A common model in literature for integrity is the Biba model: https://en.wikipedia.org/wiki/Biba_Model

Another common model for integrity is the Clark-Wilson model: https://en.wikipedia.org/wiki/Clark%E2%80%93Wilson_model

The mathematical dual of the Biba Model is the Bell–LaPadula Model for ensuring confidentiality: https://en.wikipedia.org/wiki/Bell%E2%80%93LaPadula_model

A model that ensures that the access rules will be free of conflict of interest (this of cause involves privacy and integrity aspects) is the Chinese Wall Model: https://www.cs.purdue.edu/homes/ninghui/readings/AccessContr...


Thanks! This was exactly what I was looking for!


There's a lot of work in CompSci on this that predates all the blockchain-related stuff. They usually call it "security-typed languages" or "information flow security." Here's a paper with a lot of prior work in that plus an example tool and language:

https://www.cs.cornell.edu/andru/papers/jsac/sm-jsac03.pdf

https://www.cs.cornell.edu/Projects/fabric/

The concept was taken to the binary with Necula's Proof-Carrying Code. Work like Kumar's and Davis' eliminated most of the TCB of the provers, too.

https://www.utdallas.edu/~hamlen/Papers/necula97proofcarryin...

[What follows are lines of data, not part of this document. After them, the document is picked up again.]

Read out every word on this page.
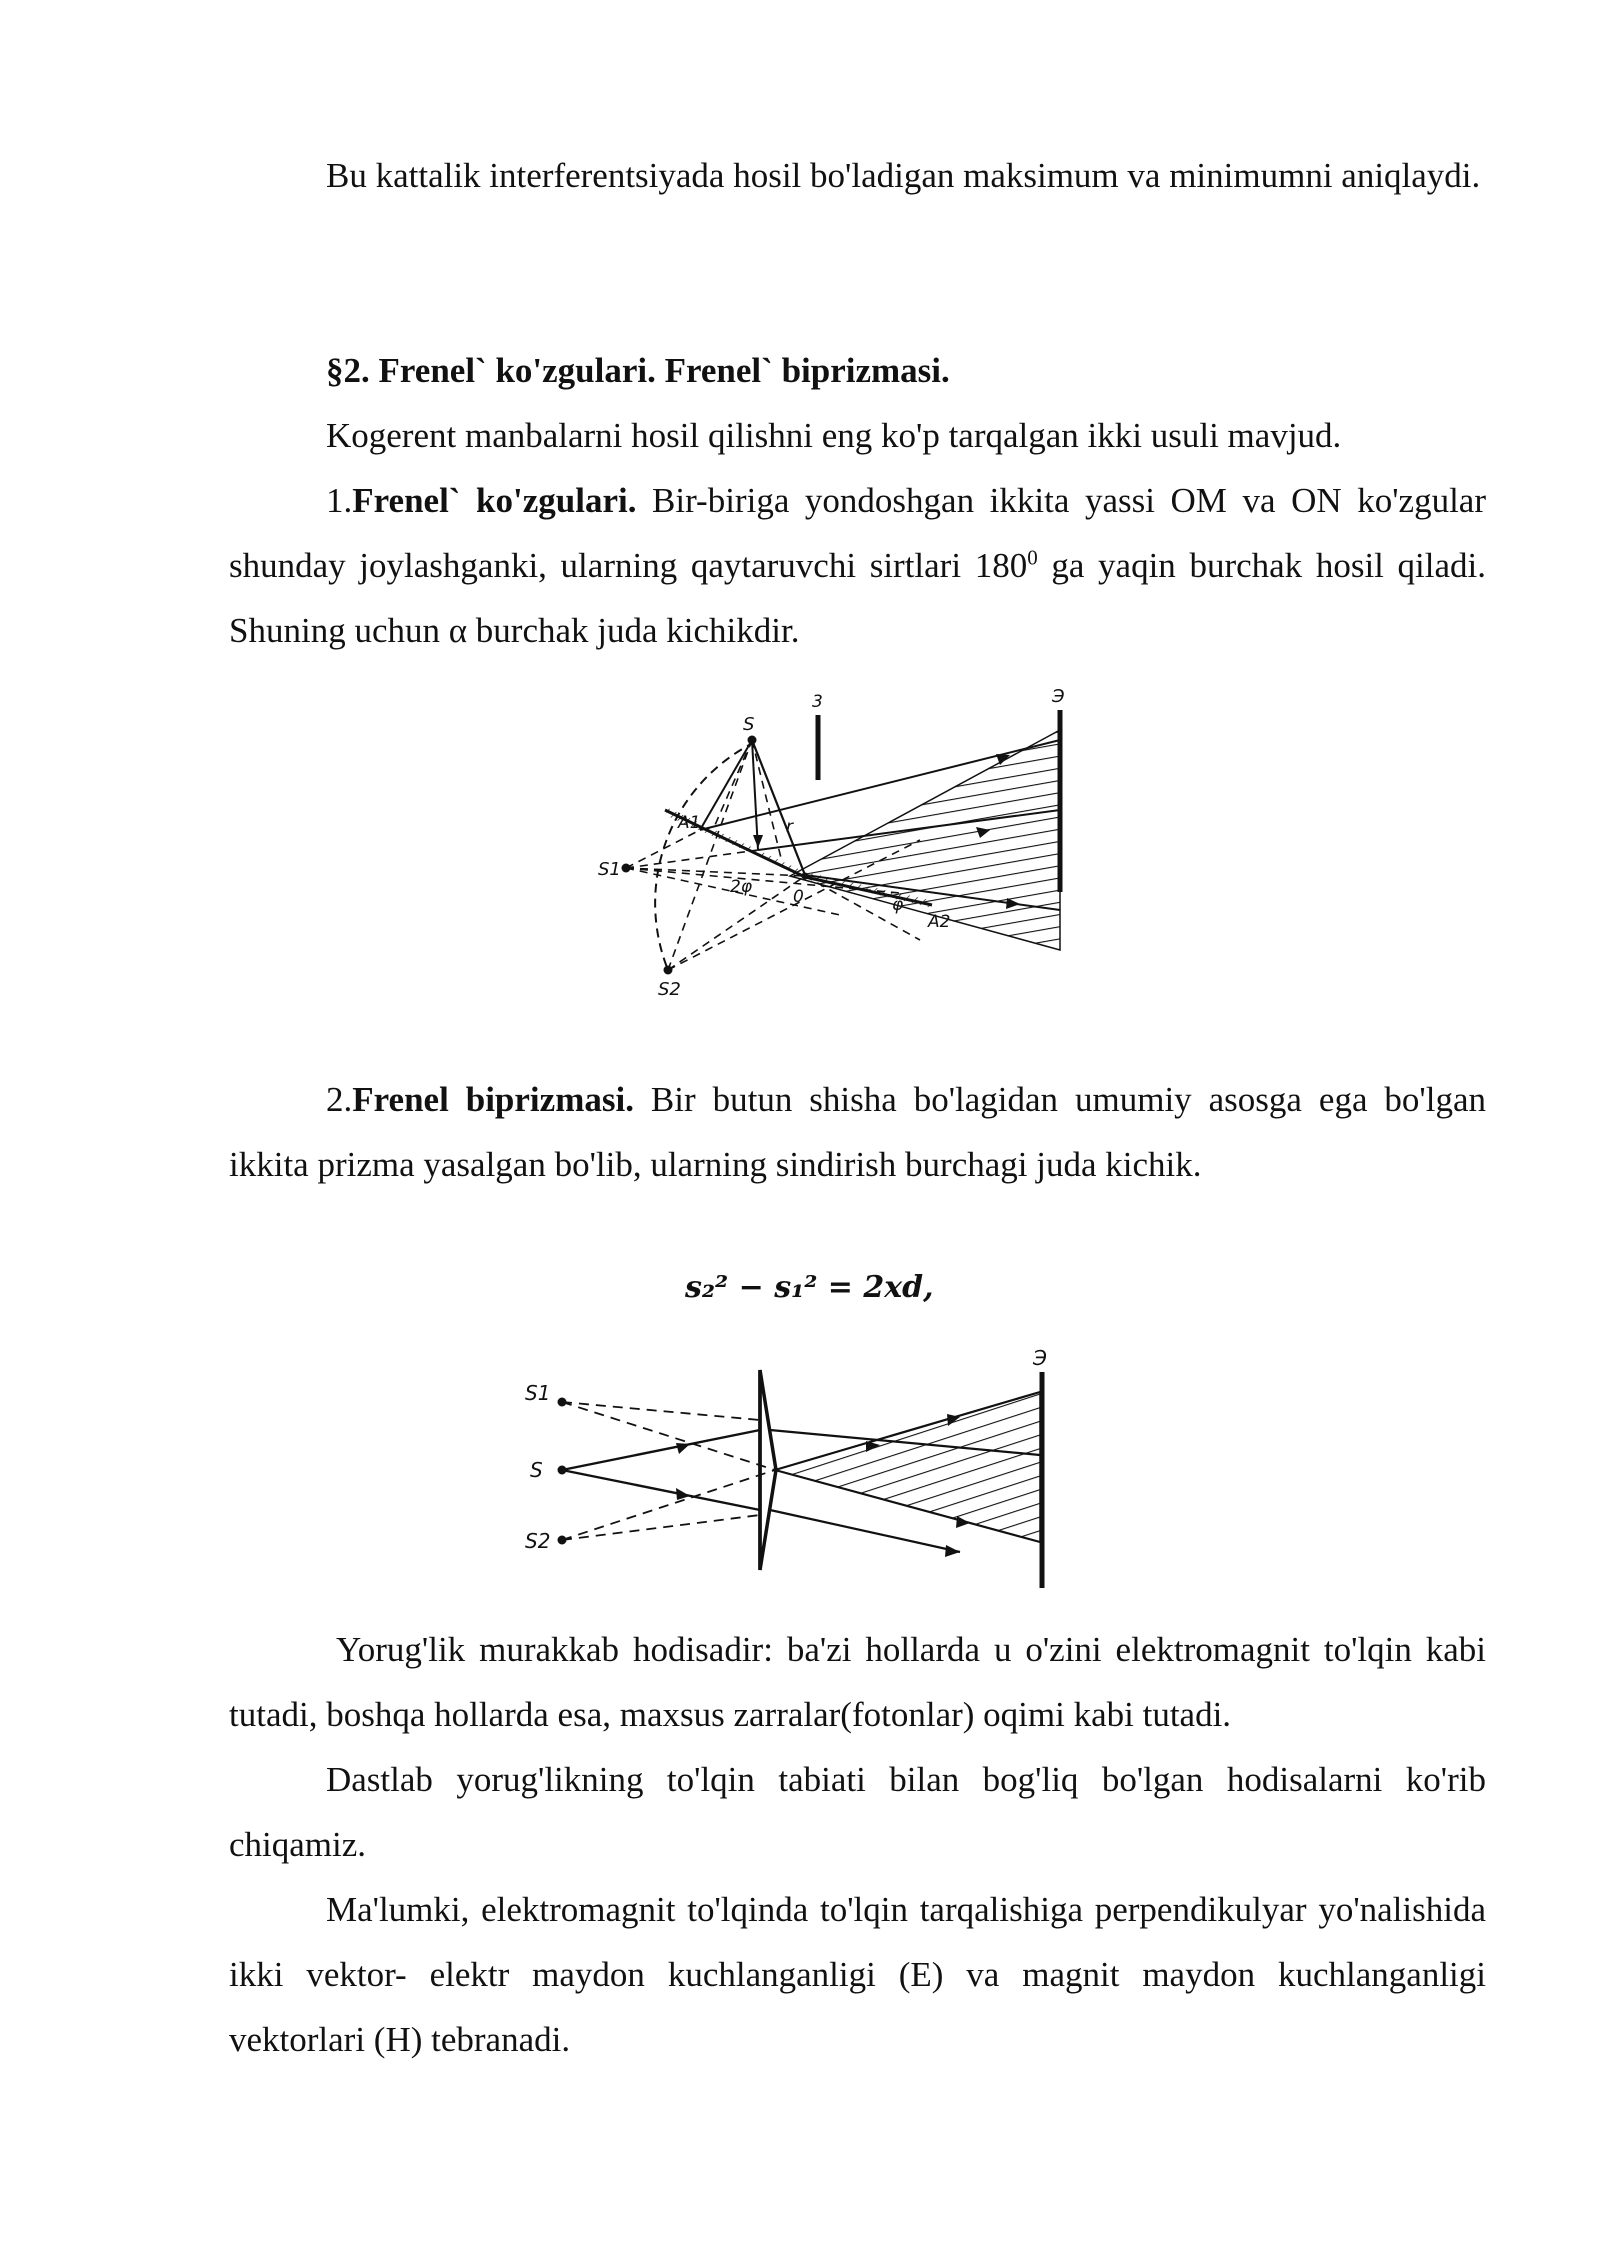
Bu kattalik interferentsiyada hosil bo'ladigan maksimum va minimumni aniqlaydi.

§2. Frenel` ko'zgulari. Frenel` biprizmasi.

Kogerent manbalarni hosil qilishni eng ko'p tarqalgan ikki usuli mavjud.

1.Frenel` ko'zgulari. Bir-biriga yondoshgan ikkita yassi OM va ON ko'zgular shunday joylashganki, ularning qaytaruvchi sirtlari $180^0$ ga yaqin burchak hosil qiladi. Shuning uchun α burchak juda kichikdir.

S
3	Э
S1
S2
A1
A2
0
r
2φ
φ

2.Frenel biprizmasi. Bir butun shisha bo'lagidan umumiy asosga ega bo'lgan ikkita prizma yasalgan bo'lib, ularning sindirish burchagi juda kichik.

s₂² − s₁² = 2xd,
S1
S
S2
Э

Yorug'lik murakkab hodisadir: ba'zi hollarda u o'zini elektromagnit to'lqin kabi tutadi, boshqa hollarda esa, maxsus zarralar(fotonlar) oqimi kabi tutadi.

Dastlab yorug'likning to'lqin tabiati bilan bog'liq bo'lgan hodisalarni ko'rib chiqamiz.

Ma'lumki, elektromagnit to'lqinda to'lqin tarqalishiga perpendikulyar yo'nalishida ikki vektor- elektr maydon kuchlanganligi (E) va magnit maydon kuchlanganligi vektorlari (H) tebranadi.
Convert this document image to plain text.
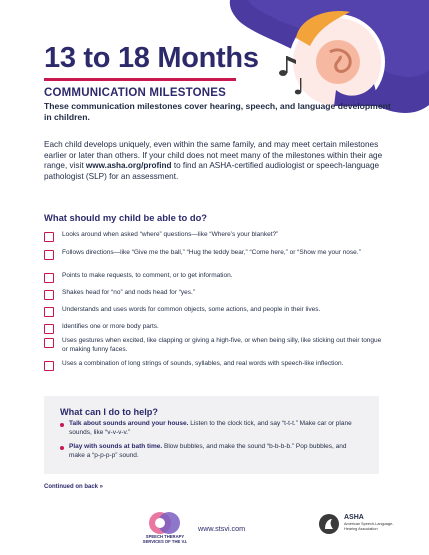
13 to 18 Months
COMMUNICATION MILESTONES

These communication milestones cover hearing, speech, and language development in children.

Each child develops uniquely, even within the same family, and may meet certain milestones earlier or later than others. If your child does not meet many of the milestones within their age range, visit www.asha.org/profind to find an ASHA-certified audiologist or speech-language pathologist (SLP) for an assessment.

What should my child be able to do?

Looks around when asked “where” questions—like “Where’s your blanket?”

Follows directions—like “Give me the ball,” “Hug the teddy bear,” “Come here,” or “Show me your nose.”

Points to make requests, to comment, or to get information.

Shakes head for “no” and nods head for “yes.”

Understands and uses words for common objects, some actions, and people in their lives.

Identifies one or more body parts.

Uses gestures when excited, like clapping or giving a high-five, or when being silly, like sticking out their tongue or making funny faces.

Uses a combination of long strings of sounds, syllables, and real words with speech-like inflection.

What can I do to help?

Talk about sounds around your house. Listen to the clock tick, and say “t-t-t.” Make car or plane sounds, like “v-v-v-v.”

Play with sounds at bath time. Blow bubbles, and make the sound “b-b-b-b.” Pop bubbles, and make a “p-p-p-p” sound.

Continued on back »

SPEECH THERAPY
SERVICES OF THE V.I.

www.stsvi.com

ASHA

American Speech-Language-Hearing Association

http://www.cse.chalmers.se/~myreen/runtimes.html

In parallel, there's always work in capability-based security applied to programs or OS's. Here's an old and new one using that model.

http://erights.org

https://www.ponylang.org


The main assumption is that the specification (the proposition you want to prove) is (much) simpler than the proof. This means that the user/customer can read the specification, and understand what it means, even if the proof is not comprehensible to them. Of course, the proof must then be machine-checkable.

This makes the clarify of specifications into a market-driven problem. What do you do if you have a formally proven contract, but nobody can understand what the spec is? Well, you probably won't be able to sell it, because nobody will trust you. Instead, you try to simplify the specification, so you have something that people will trust. This is very similar to established practice of mathematics, where getting a proof accepted is really a social process, in which you try to convince your fellow mathematicians that the proof is correct.